Après un "Ascending To Infinity" magistral, voici la deuxième pierre de l'édifice du cinematic metal de Luca Turilli. Sept mois de composition, trois mois de production et cinquante jours de mixage auront été nécessaires pour accoucher de ce "Prometheus - Symphonia Ignis Divinus". Tout cela aboutit à un album épique à souhait, plein de promesses, d'arrangements majestueux et d'invités tels que Ralf Scheepers et David Readman pour parler des plus connus.
Dans cet album, il y a donc de nombreux chœurs variés et très présents, des orchestrations toujours plus symphoniques, pompeuses et épiques, des guitares d'une redoutable efficacité, des rythmiques rigoureuses et la voix emphatique et enlevée d'Alessandro Conti qui chante en anglais, beaucoup en italien et un peu en latin. On trouve également une superbe illustration de Stefan Heilemann qui approfondit l'aspect cinématographique de l'ouvrage. Indiscutablement, la dimension épique, orchestrale et cinématographique est plus présente que jamais dans l'œuvre de Turilli qui a vu les choses en grand. Il faut du temps et des écoutes pour décortiquer cet album riche et foisonnant.
'Nova Genesis' introduit le propos à grand renfort de choeurs pompeux. Les différents titres détiennent une personnalité forte qui vogue entre metal néo-classique, musique symphonique plus ou moins baroque, et autres influences variées. 'Rosenkreuz', premier single, présente une alchimie entre musique moderne et très classique dans un ensemble enjoué et entraînant. 'Anatha' est une réussite absolue, mélancolique, pleine de spiritualité hispanisante dans une relative sobriété. 'Notturno' est l'occasion pour la voix lyrique d'Emilie Ragni, par ailleurs assez présente (chanteuse de jazz et d'Inner Visions (power metal mélodique), groupe annécien où se produit un certain Dominique Leurquin) de se mêler admirablement à celle de Conti dans une ballade romantique qui fleure bon l'opéra. 'King Solomon And The 72 Names Of God' emprunte quelques sonorités arabisantes pour délivrer une musique cinématographique digne des films d'aventure les mieux produits. On peut y entendre quelques mots d'hébreu (notamment Kodesh Kodashim en référence au Saint des Saints, Temple de Jérusalem) et des variations moyen-orientales. 'Yggdrasil' du nom de l'Arbre du Monde de la mythologie nordique évoque justement le Vallhala, Odin et les Runes magiques, et renoue surtout avec les hymnes de métal symphonique auxquels nos oreilles sont habituées depuis les débuts de Rhapsody, si ce n'est une guitare un peu en retrait. L'album se termine sur une longue pièce ('Of Michael The Archangel And Lucifer's Fall Part II') en cinq parties, suite d'un titre présent sur l'opus précédent. On a de nouveau affaire à une véritable bande originale qui passe par de nombreuses phases épiques, romanesques ou sentimentales.

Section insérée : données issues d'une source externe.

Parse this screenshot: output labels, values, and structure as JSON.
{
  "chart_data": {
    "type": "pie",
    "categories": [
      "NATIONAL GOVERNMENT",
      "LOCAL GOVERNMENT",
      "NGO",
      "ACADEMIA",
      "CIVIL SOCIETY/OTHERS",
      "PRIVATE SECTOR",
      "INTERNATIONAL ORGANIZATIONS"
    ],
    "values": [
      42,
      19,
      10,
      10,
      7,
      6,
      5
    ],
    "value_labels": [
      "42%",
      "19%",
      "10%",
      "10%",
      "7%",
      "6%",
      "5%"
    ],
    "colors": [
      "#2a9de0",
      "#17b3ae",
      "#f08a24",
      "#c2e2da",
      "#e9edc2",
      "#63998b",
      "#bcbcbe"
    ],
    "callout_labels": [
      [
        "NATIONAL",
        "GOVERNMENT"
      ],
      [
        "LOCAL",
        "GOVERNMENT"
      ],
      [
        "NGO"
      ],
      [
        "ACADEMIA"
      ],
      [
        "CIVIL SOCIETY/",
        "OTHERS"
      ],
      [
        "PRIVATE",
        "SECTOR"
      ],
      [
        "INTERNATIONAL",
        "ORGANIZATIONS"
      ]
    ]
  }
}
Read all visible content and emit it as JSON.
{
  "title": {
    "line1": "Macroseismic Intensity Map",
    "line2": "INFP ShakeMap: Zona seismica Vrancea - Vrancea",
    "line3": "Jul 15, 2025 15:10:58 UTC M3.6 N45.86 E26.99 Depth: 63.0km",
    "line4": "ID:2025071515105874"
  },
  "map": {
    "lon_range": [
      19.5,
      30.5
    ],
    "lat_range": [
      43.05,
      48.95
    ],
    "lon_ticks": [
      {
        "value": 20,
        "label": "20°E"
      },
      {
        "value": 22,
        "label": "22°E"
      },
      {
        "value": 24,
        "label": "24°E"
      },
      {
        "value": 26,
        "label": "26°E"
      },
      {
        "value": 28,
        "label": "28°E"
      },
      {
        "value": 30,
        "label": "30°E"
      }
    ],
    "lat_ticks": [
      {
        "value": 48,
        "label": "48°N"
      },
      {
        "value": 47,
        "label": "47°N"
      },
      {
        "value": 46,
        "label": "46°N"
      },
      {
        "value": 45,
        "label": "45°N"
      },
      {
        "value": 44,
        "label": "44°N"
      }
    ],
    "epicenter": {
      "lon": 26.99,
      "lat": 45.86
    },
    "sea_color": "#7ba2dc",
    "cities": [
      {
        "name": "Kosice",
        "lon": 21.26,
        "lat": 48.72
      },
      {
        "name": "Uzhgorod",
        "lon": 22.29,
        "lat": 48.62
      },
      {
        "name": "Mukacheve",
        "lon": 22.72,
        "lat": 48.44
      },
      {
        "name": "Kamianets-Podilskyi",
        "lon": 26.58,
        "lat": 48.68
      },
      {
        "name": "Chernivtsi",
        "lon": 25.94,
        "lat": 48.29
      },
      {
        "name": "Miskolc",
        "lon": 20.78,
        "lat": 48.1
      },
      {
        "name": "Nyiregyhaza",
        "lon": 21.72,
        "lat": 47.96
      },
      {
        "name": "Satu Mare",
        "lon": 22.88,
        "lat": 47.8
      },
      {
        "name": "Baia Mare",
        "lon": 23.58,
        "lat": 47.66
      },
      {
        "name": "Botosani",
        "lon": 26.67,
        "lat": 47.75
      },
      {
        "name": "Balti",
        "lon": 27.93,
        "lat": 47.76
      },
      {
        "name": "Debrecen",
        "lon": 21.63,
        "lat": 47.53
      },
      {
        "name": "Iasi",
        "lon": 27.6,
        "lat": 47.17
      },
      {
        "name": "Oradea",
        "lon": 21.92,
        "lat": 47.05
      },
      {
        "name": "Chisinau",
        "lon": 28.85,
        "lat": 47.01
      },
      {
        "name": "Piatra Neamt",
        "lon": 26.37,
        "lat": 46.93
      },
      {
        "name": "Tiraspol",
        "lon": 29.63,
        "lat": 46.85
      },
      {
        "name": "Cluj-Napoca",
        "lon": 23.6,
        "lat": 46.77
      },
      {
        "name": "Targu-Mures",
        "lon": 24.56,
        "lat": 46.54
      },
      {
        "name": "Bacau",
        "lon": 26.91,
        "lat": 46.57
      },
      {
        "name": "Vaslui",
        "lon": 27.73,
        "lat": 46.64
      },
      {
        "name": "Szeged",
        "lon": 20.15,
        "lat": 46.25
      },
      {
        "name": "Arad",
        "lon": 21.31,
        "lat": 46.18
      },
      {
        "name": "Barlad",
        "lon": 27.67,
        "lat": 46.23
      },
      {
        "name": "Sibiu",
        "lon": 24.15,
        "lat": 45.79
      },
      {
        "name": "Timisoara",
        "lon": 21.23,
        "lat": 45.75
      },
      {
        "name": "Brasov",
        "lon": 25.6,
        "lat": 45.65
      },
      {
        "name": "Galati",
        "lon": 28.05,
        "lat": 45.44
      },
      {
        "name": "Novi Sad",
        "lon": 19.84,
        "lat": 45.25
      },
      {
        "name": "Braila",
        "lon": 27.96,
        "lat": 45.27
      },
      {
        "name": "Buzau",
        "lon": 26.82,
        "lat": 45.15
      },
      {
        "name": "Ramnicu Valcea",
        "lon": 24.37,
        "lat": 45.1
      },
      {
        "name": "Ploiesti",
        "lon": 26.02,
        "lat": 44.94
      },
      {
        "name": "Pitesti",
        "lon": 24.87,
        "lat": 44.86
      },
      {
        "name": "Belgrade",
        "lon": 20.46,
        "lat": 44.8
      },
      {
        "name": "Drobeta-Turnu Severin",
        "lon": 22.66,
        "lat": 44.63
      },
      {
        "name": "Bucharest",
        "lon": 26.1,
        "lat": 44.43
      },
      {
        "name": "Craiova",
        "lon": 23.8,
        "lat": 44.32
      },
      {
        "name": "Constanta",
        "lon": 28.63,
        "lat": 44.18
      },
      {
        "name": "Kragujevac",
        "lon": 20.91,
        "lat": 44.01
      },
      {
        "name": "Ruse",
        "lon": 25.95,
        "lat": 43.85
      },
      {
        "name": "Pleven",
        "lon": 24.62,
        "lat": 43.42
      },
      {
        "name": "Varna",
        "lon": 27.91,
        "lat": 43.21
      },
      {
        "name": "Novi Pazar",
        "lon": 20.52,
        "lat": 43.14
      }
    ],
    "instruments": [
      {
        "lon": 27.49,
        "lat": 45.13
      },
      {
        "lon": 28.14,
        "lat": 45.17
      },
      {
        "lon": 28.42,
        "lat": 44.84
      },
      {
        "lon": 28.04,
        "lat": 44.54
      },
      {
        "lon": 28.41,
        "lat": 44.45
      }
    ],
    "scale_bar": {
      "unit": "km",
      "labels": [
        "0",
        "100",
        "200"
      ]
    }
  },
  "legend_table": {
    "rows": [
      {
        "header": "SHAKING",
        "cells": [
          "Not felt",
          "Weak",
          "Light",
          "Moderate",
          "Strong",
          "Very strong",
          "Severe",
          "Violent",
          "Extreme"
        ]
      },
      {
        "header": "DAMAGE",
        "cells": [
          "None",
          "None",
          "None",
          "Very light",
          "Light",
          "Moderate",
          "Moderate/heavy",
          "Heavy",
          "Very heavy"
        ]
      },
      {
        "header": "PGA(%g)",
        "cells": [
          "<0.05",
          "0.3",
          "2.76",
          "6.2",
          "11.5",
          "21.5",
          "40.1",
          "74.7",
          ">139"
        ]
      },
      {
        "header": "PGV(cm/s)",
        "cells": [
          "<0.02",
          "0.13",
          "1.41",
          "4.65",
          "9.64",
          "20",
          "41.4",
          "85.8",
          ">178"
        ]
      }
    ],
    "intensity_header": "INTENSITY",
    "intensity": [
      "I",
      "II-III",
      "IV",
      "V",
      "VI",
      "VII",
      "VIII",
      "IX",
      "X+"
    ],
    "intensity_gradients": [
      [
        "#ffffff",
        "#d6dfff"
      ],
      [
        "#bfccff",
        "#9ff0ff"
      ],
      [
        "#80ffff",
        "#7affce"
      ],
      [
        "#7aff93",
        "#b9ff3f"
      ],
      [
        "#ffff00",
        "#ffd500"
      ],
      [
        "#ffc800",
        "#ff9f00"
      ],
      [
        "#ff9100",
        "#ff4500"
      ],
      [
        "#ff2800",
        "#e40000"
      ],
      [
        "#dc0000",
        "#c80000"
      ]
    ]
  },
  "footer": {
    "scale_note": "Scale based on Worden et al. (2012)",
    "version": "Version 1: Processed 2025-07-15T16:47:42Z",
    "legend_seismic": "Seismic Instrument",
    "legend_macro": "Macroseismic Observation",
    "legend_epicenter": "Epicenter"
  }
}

A vouloir trop en faire, Lucas Turill ne se perd-t-il pas dans une ambition démesurée et un projet trop grand pour lui? Est-il à la hauteur de cette œuvre pharaonique qui n'a finalement plus grand chose à voir avec le simple métal vecteur de puissance, d'émotion et de partage? Il serait tentant de répondre par l'affirmative, mais ce serait nier le talent évident de compositeur, d'orchestrateur et d'arrangeur de l'Italien. Ce serait aussi ne pas reconnaitre qu'il se donne les moyens de réaliser complètement et de produire ce qu'il perçoit comme étant son art. Car, outre, une grandiloquence du vocaliste ('Il Cigno Nero') qui pourrait agacer sur la durée, et quelques longueurs sur le dernier titre notamment, il est difficile de prendre cet album à défaut.
C'est donc une nouvelle œuvre majeure qui fera date dans la course effrénée vers la musique symphonique, couleur que Turilli veut imprimer à son metal mélodique. Les titres sont variés et délivrent des ambiances assez diverses mais toujours très pompeuses, orchestrées, et dans lesquels les chœurs prennent une place toujours plus importante. Il faut tout de même adhérer à cette démarche particulière, mais le talent et la virtuosité du maître que l'alpine Trieste a vu naître est incontestable et semble inépuisable de créativité.